The next morning it takes a lot of time to set up without help, while as an experienced rider I am used to something. A whole rigging is different from a saddle and bridle. Buster is good and waits patiently. After three days of intensive cooperation Buster and I have a good relationship. The trust has grown and the harnessing and steering are almost self-evident. The Irish Cobb works hard, but the last few kilometers he can be stolen. It is a steamy sweat. But all of a sudden he regains his energy, because he recognizes the impressive meadow full of cows and calves, embraced by mountains. He knows: he’s almost home, time to rest and graze.
You don’t have to have any experience to go out with Buster or one of the thirty other horses or donkeys. In advance it is explained step by step how to communicate with the horse, and how the beating and beating works and what to look out for.
For the AD I wrote an extensive article about this. You can Here and HERE read back. For more info: Clissmann Horse Caravans & Donkey Walking Holidays.
6. West Coast South Island, New Zealand
Also on the South Island of New Zealand you can go back in time with horse and cart. The enthusiastic Sophie Allen, together with her Clydesdale giant Duke and famous dog Pearl, will take you in tow for almost three hours to the beautiful and quiet coastline around Glen Road and Barrytown. When I made the trip, at the end of December 2017, the gentle and hardworking Murphy was still in front of the cart. Unfortunately he passed away. Together with my family I had a nice trip with Murphy.
Dog Pearl is faithfully sitting next to his boss on the buck. As soon as we crossed the main road and headed for the beach, Pearl jumps off the cart every few minutes to make a sprint to the coastline. The dog who is known for her tricks and is on the cover of the award-winning book A Dog’s Life by Graig Bullock (2015), constantly challenges Murphy.
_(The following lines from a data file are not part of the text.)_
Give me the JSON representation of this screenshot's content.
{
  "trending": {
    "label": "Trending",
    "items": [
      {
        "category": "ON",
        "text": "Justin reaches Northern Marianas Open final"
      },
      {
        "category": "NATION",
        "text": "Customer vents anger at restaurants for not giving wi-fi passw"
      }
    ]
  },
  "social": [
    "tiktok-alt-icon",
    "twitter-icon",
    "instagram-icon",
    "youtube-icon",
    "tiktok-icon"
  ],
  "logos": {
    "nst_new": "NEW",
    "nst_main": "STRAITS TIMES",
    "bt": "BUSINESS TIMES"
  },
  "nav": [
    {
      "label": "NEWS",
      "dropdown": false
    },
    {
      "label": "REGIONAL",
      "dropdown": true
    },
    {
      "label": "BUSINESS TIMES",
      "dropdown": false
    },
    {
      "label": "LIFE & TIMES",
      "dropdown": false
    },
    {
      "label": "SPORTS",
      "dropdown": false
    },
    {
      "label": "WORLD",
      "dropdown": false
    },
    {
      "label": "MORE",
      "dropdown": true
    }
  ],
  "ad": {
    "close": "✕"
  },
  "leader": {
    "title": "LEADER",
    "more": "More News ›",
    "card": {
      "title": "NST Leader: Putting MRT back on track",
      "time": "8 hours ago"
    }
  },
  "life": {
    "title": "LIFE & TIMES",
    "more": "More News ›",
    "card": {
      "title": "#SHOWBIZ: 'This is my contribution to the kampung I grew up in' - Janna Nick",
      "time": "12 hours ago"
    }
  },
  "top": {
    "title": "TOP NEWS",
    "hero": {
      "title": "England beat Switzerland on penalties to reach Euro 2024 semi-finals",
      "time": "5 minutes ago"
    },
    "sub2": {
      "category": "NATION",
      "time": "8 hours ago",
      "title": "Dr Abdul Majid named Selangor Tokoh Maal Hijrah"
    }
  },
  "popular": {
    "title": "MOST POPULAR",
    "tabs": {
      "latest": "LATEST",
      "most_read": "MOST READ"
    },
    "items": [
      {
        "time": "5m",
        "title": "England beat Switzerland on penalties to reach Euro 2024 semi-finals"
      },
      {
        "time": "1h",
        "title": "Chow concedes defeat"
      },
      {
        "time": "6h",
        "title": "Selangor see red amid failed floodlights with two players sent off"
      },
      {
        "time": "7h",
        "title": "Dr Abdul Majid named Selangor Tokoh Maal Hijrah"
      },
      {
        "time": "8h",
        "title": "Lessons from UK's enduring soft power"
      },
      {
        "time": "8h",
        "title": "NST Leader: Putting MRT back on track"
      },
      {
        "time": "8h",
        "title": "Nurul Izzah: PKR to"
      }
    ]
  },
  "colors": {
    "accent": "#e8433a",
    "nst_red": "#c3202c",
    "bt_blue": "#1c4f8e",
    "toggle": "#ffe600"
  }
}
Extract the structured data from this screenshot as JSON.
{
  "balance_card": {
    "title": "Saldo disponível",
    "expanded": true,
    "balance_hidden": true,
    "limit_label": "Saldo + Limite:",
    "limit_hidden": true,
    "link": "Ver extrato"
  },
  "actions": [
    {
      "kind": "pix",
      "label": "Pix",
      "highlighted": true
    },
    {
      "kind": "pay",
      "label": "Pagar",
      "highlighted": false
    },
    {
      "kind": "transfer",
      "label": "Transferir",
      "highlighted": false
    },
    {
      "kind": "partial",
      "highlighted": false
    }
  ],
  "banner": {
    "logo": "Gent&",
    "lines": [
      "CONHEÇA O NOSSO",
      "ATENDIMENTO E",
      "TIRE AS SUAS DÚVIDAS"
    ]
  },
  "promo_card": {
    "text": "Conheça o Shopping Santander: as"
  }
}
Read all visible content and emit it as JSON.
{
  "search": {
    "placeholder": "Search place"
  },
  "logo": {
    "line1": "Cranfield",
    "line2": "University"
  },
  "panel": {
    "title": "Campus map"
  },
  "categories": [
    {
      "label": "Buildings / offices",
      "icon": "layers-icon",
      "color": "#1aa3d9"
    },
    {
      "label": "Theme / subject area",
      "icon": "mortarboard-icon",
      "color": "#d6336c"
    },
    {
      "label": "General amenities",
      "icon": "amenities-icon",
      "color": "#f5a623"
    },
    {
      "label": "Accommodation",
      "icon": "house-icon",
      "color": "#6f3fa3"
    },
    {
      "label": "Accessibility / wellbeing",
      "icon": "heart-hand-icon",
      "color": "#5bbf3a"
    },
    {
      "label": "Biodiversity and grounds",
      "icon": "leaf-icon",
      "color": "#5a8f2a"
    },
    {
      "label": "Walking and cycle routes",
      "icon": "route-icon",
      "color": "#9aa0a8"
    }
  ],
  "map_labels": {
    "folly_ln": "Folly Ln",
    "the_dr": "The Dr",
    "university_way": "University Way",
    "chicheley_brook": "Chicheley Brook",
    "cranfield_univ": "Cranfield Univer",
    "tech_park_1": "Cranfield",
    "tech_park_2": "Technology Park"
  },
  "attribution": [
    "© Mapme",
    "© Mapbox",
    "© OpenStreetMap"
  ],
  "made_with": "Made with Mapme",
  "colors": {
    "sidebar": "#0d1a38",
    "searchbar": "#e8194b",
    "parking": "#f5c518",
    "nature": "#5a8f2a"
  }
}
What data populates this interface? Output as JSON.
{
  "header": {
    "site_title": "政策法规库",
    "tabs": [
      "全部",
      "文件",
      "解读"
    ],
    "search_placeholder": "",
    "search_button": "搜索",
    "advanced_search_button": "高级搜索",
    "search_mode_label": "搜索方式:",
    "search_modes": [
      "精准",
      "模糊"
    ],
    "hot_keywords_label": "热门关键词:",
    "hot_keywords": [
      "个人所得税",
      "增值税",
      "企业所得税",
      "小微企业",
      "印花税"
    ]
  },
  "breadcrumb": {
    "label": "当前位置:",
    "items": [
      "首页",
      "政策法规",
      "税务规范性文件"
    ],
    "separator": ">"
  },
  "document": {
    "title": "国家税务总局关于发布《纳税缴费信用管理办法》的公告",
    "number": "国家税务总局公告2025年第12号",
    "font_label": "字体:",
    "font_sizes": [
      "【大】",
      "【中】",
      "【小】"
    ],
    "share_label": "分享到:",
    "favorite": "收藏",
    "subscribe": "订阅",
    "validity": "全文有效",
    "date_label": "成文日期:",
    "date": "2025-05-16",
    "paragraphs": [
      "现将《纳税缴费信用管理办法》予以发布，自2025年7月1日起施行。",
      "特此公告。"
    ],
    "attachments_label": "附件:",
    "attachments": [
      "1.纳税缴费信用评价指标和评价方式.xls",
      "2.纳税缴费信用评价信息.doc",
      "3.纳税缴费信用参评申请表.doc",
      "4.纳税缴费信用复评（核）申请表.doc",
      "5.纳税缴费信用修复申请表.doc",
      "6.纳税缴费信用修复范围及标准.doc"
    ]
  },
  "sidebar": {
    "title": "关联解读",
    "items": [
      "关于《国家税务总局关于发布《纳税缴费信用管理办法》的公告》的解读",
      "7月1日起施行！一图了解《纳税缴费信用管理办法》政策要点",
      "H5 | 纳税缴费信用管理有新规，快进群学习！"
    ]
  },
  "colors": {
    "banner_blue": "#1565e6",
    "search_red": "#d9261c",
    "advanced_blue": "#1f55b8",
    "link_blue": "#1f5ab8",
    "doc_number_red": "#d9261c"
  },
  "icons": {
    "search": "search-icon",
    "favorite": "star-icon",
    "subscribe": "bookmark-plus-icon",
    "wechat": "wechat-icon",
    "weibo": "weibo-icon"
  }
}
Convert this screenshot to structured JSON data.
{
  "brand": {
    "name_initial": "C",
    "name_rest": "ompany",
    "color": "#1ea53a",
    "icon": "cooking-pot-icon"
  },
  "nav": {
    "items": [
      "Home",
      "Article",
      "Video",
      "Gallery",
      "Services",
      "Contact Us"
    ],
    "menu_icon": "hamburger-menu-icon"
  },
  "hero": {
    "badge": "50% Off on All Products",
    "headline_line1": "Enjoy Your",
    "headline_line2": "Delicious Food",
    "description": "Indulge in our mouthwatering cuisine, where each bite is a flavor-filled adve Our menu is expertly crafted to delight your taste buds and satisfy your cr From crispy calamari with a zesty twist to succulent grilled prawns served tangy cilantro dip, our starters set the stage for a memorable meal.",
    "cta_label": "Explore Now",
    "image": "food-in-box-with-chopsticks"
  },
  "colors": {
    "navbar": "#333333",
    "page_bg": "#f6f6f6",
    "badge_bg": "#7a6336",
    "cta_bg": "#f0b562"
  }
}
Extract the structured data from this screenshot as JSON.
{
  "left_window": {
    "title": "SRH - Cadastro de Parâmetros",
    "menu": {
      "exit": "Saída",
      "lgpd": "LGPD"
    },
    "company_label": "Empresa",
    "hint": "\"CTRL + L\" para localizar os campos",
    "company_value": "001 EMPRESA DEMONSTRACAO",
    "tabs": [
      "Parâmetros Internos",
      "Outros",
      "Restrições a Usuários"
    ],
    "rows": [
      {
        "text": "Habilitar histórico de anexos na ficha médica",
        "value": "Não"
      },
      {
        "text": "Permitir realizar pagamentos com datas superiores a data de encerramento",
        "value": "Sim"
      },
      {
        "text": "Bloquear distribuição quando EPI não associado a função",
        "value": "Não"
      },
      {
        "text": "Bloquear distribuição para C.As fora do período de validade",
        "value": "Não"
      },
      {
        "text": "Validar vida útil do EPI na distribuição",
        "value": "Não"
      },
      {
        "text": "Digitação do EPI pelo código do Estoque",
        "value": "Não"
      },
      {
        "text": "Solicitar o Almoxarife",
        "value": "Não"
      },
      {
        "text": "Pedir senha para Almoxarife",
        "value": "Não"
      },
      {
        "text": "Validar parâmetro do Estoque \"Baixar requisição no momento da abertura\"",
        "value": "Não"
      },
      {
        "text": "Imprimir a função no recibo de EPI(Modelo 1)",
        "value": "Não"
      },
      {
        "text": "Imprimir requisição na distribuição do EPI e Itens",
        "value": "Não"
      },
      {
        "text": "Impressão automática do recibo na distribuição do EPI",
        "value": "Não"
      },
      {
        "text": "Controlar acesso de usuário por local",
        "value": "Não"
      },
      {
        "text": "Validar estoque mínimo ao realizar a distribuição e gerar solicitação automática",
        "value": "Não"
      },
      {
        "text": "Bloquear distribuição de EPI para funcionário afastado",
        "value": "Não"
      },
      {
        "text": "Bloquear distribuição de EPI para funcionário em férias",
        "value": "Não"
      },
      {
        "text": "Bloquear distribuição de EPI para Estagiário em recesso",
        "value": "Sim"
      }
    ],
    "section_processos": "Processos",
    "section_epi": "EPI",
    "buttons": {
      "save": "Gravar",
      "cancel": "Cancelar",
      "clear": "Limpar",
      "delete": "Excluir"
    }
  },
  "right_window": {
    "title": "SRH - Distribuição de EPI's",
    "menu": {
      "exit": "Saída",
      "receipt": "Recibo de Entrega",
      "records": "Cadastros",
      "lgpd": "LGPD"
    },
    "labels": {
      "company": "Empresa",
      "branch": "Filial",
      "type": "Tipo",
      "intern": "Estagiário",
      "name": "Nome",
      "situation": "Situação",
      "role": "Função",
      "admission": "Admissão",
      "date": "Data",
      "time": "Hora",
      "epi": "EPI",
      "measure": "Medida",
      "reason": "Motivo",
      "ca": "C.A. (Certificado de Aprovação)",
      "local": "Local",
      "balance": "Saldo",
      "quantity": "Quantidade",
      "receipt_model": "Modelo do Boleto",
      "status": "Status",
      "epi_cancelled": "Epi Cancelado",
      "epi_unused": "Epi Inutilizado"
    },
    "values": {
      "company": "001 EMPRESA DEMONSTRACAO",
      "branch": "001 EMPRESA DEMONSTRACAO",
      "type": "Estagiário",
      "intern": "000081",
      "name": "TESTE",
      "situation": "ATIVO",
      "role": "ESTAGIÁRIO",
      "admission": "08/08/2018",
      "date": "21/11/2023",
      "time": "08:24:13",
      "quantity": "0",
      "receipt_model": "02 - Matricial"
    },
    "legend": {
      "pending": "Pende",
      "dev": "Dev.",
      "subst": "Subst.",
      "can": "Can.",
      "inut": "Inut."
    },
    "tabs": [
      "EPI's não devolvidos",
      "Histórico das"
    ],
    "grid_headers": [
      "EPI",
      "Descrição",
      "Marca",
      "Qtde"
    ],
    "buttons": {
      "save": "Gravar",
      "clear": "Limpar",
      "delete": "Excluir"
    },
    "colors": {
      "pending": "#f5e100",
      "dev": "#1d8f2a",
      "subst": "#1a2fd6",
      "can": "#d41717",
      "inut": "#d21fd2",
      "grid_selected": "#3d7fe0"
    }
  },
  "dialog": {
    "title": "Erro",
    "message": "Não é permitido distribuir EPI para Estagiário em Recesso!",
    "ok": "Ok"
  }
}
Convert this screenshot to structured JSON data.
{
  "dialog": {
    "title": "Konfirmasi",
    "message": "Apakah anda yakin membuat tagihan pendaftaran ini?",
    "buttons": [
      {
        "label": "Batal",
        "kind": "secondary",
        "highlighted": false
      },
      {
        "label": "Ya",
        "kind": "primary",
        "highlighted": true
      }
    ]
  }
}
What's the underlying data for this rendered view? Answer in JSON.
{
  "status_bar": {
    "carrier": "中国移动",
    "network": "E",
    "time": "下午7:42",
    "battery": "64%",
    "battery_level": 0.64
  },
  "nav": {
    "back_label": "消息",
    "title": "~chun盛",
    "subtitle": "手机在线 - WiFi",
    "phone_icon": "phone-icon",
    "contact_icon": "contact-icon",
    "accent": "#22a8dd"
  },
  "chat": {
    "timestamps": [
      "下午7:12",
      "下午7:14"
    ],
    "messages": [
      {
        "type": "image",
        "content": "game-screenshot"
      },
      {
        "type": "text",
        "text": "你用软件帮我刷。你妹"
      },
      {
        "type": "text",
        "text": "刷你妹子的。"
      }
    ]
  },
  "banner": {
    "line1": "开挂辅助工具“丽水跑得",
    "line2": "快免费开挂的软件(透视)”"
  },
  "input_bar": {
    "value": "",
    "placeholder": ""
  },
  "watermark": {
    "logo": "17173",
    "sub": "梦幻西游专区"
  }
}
The horse doesn’t care, however, and strolls through the wet sand at ease. Meanwhile, Sophie talks about the early pioneers who settled here and the gold rush that prevailed here for some time.
After an hour we arrive at a beautiful ‘hidden’ waterhole where many birds rest, breed and search for food in the grassy surroundings. It is pleasantly warm and there is a sultry sea breeze. Murphy gets a refreshing ‘water bath’, while we go looking for Jade stones. The famous ‘Green Stone’, which originally belongs to the Maori people, is still found on the beaches of the west coast. The protective gemstone is said to attract happiness, prosperity and wealth. Of course this takes patience and time and after a quarter of an hour we have collected beautiful stones, but of course no Jade. For that we have to go to the village of Hokitika, which is known for the best quality of Jade. Murphy is charged again, so we continue walking. We don’t meet anyone. The beach and the sea are ours. We end the beach trip with a small beach picnic, where we toast our own marshmallows and sandwiches over a homemade campfire. Completely zen and satisfied with this wonderful afternoon we say goodbye to Sophie and her special four-legged friends.